Callamos mucho. Callamos demasiado. Acaso, a veces, para no herir a unas pocas personas, callamos; y a cambio dañamos con nuestra mudez a una ciudad entera, o a una multitud, víctimas de tsunamis de silencios.

Es cierto que son más, muchos más los callados inocentes, los silentes por desconocimiento, aquellos que van del “corazón a sus asuntos”, bienaventurados de cumplir con su vida, con su trabajo, con su júbilo o con su ahogo. Bienaventurados de no albergar los entresijos de los graves asuntos, de las calamidades que caen sobre la colectividad estupefacta. Son más los silentes que los que parlotean.

Pero se nos pudren, al fondo de muchos silencios, las bestialidades conocidas y no dichas, las atrocidades no denunciadas y tragadas como amarga bebida. Cuánto hedor en esa clase de secretos, cuando se apiñan los unos con los otros.

Aquella urbe estaba anegada, sepultada en sus silencios, en su mucho callar, en su largo guardarse adentro el origen de ciertos infortunios. No iba, no avanzaba, no resurgía la ciudad a plena luz, no ascendía a su prosperidad completa, no sobresalía con su esplendor frustrado, a causa de su estertor de silencios. Se había doblegado a una pasividad de lengua anestesiada, a una especie de vivísima mortandad, que dejaba pasar las hostilidades y acometidas, como si no fueran con ella, con el expolio, el saqueo, la destrucción y ruina de sus hijos.

Si alguna iniquidad le amenazaba, sus instituciones, partidos, peñas o grupos -con raras excepciones- no hablaban, no se pronunciaban, no mostraban signo alguno de sensibilidad ni solidaridad. ¿Estarán ahí o permanecerán siempre ausentes, siempre huidos, siempre en su duermevela; o se habrán muerto de un hartazgo, y aún no lo sabemos? Estar como entes yertos, fríos, incapaces de reaccionar y de salir al aire para mostrarse en unidad con los que claman. Acomodarse en el no ser, vendidos de alma y cuerpo, con la absoluta cobardía del vasallaje y de la sumisión.

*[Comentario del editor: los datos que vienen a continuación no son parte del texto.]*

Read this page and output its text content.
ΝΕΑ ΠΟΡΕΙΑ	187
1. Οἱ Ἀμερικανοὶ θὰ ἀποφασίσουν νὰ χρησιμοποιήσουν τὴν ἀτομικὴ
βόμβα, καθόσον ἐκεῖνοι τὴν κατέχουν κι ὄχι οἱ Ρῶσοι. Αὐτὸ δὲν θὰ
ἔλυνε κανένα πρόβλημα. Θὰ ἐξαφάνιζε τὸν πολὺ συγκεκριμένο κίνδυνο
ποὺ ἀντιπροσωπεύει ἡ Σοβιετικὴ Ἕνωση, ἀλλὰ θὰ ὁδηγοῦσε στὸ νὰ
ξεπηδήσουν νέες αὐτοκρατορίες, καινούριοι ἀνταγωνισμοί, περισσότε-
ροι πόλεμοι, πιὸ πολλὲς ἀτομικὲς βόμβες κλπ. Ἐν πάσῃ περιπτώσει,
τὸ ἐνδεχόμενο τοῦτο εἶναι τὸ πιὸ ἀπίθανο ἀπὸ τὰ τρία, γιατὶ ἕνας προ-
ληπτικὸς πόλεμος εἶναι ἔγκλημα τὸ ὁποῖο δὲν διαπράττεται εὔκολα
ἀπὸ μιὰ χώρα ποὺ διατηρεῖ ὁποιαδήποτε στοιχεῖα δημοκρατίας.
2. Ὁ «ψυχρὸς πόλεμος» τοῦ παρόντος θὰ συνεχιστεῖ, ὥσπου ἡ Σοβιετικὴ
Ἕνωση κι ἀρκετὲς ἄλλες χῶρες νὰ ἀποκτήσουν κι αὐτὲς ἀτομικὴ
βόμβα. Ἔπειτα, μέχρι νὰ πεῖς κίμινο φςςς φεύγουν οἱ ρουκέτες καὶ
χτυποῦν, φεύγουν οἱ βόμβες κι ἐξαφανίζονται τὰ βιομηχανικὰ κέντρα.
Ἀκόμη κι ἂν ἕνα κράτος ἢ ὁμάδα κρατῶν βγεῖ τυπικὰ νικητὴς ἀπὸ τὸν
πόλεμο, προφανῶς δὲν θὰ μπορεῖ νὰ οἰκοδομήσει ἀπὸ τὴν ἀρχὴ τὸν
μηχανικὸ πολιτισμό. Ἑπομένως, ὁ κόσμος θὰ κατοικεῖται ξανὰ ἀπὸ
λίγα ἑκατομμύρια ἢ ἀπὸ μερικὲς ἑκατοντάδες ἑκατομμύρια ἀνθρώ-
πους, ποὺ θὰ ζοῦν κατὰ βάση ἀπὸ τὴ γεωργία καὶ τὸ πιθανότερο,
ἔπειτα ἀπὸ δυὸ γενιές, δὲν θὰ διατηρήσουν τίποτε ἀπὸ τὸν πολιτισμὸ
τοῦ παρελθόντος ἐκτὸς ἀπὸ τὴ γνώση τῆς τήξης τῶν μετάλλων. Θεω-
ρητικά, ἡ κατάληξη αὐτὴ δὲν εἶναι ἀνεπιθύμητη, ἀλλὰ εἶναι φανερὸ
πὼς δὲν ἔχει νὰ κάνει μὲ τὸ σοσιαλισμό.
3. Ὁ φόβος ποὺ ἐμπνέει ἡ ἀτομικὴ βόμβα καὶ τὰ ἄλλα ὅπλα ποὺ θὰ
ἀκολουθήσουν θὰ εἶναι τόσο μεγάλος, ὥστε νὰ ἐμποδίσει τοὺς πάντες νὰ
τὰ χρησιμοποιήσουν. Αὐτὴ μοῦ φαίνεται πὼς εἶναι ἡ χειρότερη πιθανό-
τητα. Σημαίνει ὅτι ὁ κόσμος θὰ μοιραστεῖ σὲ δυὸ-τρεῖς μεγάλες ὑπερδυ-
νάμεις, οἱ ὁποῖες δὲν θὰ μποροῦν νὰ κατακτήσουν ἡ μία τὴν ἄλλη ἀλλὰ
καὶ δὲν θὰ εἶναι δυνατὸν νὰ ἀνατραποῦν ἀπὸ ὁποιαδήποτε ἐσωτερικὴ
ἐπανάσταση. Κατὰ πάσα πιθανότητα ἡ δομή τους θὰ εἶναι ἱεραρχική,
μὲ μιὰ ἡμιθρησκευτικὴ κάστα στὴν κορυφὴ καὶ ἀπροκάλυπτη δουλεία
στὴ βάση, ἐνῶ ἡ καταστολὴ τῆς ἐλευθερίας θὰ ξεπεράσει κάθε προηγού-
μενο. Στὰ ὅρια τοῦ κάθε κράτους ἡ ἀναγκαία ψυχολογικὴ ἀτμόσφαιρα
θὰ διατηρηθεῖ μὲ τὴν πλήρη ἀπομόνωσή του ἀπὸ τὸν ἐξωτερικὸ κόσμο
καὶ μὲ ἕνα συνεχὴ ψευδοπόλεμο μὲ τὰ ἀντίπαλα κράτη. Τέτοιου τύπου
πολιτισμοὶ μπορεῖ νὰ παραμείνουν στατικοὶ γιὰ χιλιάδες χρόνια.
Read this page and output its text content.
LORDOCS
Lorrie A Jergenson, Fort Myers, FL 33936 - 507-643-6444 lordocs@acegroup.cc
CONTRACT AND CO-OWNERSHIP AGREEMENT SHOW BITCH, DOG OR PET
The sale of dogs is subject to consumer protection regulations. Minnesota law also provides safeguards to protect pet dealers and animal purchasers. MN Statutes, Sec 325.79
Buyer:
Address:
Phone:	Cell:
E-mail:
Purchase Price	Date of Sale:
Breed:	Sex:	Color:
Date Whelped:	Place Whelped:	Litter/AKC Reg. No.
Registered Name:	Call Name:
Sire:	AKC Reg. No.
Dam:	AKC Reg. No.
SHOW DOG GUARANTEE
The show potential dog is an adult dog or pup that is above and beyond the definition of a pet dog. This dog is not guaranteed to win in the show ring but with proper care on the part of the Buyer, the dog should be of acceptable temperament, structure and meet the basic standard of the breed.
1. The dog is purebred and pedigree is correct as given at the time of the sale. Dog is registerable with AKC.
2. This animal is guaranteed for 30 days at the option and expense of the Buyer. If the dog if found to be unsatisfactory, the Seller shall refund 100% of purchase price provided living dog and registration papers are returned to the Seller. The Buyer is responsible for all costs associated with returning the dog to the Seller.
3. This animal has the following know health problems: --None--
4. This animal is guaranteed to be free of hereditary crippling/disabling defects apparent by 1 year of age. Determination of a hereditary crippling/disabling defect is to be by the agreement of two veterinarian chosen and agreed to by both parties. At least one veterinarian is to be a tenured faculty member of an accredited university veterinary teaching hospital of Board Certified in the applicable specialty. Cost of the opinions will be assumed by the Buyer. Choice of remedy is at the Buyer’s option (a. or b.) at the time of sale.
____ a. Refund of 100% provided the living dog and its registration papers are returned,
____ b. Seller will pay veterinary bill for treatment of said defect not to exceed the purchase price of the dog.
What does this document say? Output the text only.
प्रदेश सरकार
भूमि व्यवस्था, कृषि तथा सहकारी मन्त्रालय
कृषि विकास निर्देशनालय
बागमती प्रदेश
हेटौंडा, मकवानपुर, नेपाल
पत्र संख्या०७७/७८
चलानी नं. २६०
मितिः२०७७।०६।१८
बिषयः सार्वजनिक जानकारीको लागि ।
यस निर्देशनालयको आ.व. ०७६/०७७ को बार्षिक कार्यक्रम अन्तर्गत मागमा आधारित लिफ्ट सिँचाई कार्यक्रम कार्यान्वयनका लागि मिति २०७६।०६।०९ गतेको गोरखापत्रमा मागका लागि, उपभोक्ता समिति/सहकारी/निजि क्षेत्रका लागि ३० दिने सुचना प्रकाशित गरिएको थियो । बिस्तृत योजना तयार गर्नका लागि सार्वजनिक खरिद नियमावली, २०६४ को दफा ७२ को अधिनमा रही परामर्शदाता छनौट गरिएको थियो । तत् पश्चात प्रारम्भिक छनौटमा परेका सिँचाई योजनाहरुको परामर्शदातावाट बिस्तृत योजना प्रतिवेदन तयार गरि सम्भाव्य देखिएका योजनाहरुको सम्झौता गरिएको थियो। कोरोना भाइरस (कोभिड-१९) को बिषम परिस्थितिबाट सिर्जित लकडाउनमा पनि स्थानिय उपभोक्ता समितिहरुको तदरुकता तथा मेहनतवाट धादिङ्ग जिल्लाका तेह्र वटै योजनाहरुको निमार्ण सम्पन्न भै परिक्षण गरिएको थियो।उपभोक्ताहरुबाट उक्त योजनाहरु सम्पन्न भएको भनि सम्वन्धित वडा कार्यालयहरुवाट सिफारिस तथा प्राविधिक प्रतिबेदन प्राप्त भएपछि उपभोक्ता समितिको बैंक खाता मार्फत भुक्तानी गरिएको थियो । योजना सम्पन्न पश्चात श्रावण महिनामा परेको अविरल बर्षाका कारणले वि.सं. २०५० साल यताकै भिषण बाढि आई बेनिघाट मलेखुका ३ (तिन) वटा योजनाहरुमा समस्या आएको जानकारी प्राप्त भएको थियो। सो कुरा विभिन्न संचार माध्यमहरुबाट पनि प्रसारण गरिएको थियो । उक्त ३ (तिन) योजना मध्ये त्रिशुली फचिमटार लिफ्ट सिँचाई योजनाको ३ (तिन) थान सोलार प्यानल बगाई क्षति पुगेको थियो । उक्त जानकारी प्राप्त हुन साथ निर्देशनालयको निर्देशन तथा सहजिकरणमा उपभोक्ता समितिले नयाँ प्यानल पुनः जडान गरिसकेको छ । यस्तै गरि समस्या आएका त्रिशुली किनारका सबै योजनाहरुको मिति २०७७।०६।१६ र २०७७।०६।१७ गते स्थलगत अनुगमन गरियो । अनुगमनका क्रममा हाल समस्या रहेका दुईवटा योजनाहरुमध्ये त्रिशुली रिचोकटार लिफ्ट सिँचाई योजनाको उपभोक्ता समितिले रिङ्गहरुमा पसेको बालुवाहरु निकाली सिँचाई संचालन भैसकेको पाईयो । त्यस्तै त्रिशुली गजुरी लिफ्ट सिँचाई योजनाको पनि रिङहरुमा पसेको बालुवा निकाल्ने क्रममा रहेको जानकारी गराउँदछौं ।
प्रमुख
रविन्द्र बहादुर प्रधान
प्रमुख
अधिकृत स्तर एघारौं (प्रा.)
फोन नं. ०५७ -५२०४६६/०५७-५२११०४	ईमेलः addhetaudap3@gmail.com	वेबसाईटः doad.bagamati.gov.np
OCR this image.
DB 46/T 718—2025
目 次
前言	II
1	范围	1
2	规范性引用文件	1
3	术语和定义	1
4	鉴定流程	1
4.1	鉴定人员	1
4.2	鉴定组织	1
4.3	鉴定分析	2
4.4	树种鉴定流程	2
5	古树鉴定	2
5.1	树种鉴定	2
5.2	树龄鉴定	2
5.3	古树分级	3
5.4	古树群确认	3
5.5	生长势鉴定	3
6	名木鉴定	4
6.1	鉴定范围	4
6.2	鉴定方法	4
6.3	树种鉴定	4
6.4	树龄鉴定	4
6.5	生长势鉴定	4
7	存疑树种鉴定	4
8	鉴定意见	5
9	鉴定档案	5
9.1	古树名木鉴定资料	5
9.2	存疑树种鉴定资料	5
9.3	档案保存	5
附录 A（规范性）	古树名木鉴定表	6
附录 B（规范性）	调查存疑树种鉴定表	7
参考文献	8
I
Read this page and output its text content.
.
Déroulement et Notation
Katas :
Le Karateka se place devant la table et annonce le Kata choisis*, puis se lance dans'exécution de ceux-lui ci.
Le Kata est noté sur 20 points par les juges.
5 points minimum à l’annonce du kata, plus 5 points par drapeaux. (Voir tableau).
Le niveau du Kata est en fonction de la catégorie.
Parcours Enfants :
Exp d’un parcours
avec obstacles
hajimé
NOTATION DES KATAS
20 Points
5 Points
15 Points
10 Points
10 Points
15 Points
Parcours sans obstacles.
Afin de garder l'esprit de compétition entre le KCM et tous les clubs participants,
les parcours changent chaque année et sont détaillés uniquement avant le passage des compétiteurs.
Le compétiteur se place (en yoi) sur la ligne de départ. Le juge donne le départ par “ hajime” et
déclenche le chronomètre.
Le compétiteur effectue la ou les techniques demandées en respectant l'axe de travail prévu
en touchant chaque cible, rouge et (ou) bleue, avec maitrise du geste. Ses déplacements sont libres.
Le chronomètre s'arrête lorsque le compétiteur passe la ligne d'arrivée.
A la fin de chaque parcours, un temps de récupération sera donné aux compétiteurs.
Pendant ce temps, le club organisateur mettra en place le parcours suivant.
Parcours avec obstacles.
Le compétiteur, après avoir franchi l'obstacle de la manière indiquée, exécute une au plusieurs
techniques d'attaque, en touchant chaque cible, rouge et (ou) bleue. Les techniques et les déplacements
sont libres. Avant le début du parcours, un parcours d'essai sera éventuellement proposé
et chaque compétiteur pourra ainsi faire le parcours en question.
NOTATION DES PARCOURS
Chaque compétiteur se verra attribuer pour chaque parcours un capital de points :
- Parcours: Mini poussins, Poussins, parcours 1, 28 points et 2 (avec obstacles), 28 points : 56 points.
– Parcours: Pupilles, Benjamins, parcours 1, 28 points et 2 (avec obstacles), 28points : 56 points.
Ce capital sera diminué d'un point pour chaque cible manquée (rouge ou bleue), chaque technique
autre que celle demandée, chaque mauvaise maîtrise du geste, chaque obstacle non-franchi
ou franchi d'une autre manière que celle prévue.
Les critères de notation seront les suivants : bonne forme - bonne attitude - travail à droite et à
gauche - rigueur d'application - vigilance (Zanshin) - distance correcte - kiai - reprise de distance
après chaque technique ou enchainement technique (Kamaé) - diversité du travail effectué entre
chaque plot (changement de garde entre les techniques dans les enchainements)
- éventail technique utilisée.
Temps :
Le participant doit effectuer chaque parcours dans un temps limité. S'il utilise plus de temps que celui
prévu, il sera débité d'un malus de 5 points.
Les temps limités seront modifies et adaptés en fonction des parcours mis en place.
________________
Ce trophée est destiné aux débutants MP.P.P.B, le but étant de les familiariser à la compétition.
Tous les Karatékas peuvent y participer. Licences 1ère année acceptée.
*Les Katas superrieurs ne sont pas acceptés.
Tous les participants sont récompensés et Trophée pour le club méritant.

Cuando éramos niños, y el día se agrandaba en juegos, para llamar a la inmovilidad decíamos: “que nadie se pueda mover, sin permiso del rey”. Y así siguen, adultos y en sus puestos, estatuas en sus círculos, sin obtener permiso de su mentor, para hablar y ser libres. Absurda condición la de negarse por entero.

Mi infancia prefería un juego de liberación para uno mismo y los demás: “Levanto la piedra por todos mis compañeros/ y por mi el primero”. Qué hermosura y grandeza de fondo -y en aquel tiempo de presos y condenas. Liberarse, al fin, de la mudez y de la cobardía, unirse a la arramblada que denuncia desatinos; desenganchándose de la ligadura y el cautiverio que nos impide ser en plenitud. Y es que callamos mucho, callamos demasiado, nos acomodamos a que otros se dejen el alma o se rompan. A veces seguimos como vacada mansa la indicación, o el gesto, que el preboste o comisario político nos trazan, para que todo siga igual, para que nada cambie, para dar carta de naturaleza a tantas ruindades.